3)Figure 5 is still impossible to read even when you try to enlarge the paper. I would advise the figure be broken into 4 separate parts. The main part containing only the 3 main branch while  each of the 3 other parts  containing one of the 3 main branches. Please make sure that the figure(s) presented is readable. Otherwise, the paper is simply not publishable.

We appreciate the information and have decided to remove the figure.

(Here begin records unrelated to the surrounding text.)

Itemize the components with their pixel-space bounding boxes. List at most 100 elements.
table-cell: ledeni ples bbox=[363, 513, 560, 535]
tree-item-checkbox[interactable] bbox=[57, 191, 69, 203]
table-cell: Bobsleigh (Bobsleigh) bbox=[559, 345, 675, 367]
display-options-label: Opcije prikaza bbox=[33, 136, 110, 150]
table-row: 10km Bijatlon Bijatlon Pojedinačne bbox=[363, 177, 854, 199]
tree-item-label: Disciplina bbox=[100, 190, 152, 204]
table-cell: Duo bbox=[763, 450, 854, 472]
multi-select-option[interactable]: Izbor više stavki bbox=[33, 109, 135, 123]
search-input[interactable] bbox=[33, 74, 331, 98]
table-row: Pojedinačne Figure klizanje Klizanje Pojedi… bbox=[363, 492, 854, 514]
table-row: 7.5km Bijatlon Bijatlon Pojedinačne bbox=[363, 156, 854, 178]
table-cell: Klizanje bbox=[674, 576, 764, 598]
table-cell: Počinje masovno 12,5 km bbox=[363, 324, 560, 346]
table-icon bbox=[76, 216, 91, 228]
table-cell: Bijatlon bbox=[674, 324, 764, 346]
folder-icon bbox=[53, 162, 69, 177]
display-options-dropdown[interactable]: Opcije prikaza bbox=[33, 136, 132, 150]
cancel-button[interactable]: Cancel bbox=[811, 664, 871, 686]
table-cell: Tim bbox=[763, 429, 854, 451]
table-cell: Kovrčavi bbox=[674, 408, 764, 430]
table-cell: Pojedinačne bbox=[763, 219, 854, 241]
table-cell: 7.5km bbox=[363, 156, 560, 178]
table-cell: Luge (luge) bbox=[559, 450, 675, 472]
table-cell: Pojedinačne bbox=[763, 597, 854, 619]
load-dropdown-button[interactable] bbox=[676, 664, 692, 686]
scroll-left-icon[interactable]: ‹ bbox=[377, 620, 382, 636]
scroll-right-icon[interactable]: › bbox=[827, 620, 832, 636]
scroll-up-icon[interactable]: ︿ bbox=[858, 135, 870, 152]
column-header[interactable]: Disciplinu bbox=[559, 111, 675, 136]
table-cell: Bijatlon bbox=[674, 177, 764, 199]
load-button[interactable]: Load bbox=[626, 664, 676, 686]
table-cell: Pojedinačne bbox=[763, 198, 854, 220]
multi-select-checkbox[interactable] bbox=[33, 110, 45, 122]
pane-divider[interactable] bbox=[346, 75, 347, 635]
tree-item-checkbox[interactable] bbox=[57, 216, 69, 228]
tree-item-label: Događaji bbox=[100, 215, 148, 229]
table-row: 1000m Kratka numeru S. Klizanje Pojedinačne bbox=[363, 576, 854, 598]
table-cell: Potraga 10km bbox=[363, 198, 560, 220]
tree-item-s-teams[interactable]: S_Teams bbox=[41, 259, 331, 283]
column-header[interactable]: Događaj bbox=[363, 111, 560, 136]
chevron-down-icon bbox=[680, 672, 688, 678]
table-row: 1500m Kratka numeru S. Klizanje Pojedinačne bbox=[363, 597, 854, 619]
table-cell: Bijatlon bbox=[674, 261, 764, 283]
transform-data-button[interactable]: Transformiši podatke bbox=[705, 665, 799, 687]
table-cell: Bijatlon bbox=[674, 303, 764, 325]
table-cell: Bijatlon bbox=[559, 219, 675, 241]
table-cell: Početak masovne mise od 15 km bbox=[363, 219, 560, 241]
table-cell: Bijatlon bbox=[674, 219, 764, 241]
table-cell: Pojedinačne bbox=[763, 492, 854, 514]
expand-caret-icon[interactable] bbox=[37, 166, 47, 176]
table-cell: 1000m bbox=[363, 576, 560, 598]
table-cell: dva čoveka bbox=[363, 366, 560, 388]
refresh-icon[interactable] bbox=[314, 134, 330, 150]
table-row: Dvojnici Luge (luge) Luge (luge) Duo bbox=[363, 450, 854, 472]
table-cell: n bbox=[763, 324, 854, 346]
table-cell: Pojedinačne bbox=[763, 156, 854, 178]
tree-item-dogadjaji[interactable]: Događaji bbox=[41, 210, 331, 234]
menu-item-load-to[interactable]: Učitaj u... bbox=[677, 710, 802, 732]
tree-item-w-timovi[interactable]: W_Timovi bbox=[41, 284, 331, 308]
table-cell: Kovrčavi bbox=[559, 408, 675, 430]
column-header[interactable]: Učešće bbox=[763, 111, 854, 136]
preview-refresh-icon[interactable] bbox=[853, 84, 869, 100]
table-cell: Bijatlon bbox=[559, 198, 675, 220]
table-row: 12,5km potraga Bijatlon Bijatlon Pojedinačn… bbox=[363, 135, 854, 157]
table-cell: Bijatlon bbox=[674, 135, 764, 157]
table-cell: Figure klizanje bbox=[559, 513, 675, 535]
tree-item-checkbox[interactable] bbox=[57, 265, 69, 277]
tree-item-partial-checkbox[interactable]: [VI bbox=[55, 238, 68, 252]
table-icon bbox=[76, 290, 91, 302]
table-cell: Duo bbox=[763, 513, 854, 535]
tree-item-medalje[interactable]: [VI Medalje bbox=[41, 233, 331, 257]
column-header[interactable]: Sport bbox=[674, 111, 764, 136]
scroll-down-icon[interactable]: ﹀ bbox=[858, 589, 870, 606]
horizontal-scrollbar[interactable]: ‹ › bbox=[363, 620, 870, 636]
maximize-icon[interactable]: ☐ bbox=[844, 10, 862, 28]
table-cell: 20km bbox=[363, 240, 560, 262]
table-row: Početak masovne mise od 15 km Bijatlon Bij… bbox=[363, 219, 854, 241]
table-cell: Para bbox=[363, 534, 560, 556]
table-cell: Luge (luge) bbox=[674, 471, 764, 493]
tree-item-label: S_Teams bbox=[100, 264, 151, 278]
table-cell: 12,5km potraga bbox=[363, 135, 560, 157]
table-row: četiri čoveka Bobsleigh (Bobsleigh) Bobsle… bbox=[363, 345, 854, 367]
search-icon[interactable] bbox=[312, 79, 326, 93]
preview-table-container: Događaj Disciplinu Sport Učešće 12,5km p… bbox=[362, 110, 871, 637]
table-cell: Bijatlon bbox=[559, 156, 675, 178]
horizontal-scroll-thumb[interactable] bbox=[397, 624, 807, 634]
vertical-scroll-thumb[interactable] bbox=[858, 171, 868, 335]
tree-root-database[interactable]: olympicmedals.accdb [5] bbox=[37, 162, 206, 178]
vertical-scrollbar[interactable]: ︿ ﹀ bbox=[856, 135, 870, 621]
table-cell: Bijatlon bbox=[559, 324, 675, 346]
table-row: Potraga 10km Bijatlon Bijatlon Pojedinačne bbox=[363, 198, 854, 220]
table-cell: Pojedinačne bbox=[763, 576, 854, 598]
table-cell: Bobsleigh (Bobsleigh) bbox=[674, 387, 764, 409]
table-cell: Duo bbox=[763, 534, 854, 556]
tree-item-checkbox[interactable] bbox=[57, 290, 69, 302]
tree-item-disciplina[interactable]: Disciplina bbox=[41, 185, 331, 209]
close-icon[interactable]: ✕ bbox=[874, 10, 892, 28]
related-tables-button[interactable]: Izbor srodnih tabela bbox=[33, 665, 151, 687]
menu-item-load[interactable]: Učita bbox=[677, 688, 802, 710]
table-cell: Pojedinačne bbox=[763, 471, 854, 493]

4) Flexibility or disorder in a protein may mean that the protein can recognise tis binding partners more efficiently:

https://pubmed.ncbi.nlm.nih.gov/10550212/

We have inserted new information

Round 3

Reviewer 2 Report

Comments and Suggestions for Authors

Figure 3 is missing even though the legend is there. There should also be further descriptions of the figure in the legend

Author Response

Dear all,

We appreciate the opportunity and would like to point out that we have adjusted the request:

The caption that mentions figure 03, which no longer exists in the manuscript, has been removed.

Author Response File: Author Response.docx

Round 4

Reviewer 2 Report

Comments and Suggestions for Authors

Improvements seen.

Author Response

We appreciate the opportunity and have corrected the requested subtitles.